Steven requested a comparison of geoduck genome assemblies.
Ran the following Quast command:
<code>/home/sam/software/quast-4.5/quast.py \
-t 24 \
--labels 20180405_sparse_kmer101,supernova_pseudohap_duck4-p,20180421_Hi-C \
/mnt/owl/Athaliana/20180405_sparseassembler_kmer101_geoduck/Contigs.txt \
/mnt/owl//halfshell/bu-mox/analyses/0305b/duck4-p.fasta.gz \
/mnt/owl/Athaliana/20180419_geoduck_hi-c/Results/geoduck_roberts\ results\ 2018-04-21\ 18\:09\:04.514704/PGA_assembly.fasta</code>
Results:
Quast output folder: results_2018_04_30_08_00_42/
Quast report (HTML): results_2018_04_30_08_00_42/report.html
The data’s pretty interesting and cool!
SparseAssembler has over 2x the amount of data (in bas pairs), yet produces the worst assembly.
SuperNova and Hi-C assemblies are very close in nearly all categories.

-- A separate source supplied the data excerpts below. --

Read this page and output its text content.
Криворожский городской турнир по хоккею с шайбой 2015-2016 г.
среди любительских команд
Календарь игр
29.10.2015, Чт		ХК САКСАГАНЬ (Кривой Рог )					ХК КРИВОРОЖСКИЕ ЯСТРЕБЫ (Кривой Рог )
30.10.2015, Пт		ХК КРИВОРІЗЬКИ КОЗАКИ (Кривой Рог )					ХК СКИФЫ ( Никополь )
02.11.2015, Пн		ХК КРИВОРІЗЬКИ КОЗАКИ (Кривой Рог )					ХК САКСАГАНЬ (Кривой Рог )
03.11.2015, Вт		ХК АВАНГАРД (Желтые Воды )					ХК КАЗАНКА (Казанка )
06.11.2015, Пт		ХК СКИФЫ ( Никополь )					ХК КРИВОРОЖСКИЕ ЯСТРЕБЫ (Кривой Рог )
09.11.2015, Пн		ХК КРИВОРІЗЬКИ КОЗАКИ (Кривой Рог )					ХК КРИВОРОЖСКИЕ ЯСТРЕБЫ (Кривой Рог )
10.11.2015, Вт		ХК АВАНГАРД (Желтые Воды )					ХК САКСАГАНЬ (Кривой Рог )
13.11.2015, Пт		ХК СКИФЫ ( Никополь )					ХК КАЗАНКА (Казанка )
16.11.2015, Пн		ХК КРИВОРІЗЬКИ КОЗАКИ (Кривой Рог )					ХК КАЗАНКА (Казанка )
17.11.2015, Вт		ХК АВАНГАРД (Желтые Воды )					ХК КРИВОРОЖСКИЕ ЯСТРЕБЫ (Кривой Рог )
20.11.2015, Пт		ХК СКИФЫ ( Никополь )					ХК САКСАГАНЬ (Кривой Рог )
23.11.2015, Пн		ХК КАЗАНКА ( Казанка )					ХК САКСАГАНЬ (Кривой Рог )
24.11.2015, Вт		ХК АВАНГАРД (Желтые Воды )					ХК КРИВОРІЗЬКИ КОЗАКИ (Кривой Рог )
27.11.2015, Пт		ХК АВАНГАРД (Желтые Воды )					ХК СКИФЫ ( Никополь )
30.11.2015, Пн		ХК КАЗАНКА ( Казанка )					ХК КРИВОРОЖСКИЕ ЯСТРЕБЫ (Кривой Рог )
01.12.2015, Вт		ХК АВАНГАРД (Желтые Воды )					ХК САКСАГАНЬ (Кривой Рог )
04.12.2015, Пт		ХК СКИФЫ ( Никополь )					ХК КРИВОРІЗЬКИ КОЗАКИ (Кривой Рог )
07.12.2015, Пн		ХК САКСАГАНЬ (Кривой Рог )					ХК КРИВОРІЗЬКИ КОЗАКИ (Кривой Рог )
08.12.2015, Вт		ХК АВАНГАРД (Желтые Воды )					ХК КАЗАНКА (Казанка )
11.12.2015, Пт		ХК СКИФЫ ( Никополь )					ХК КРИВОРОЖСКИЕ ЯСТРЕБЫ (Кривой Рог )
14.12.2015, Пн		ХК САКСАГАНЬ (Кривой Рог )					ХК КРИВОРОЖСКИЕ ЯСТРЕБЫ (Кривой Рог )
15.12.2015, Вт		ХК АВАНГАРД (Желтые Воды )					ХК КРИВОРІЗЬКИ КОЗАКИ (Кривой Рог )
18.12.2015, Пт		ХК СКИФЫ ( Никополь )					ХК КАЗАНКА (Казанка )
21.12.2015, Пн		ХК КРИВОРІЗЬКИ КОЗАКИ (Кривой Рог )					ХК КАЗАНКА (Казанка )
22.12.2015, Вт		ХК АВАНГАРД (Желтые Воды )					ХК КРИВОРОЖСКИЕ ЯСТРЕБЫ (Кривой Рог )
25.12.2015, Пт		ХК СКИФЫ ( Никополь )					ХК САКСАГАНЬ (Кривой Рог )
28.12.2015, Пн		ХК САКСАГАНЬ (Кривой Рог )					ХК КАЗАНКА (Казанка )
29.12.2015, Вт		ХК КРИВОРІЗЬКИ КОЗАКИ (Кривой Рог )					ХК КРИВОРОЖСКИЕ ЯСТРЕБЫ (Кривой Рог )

This isn’t surprising, as the SuperNova assembly was used as a reference assembly for the Hi-C assembly.
However, the Hi-C assembly is insanely better than the SuperNova assembly! For example:
Largest contig is ~7x larger than the SuperNova assembly.
The N50 size is ~243x larger than the SuperNova assembly!!
L50 is only 18, 46x smaller than the SuperNova assembly!
This is pretty amazing, honestly. Even more amazing is that this data was sent over to us as some “preliminary” data for us to take a peak at!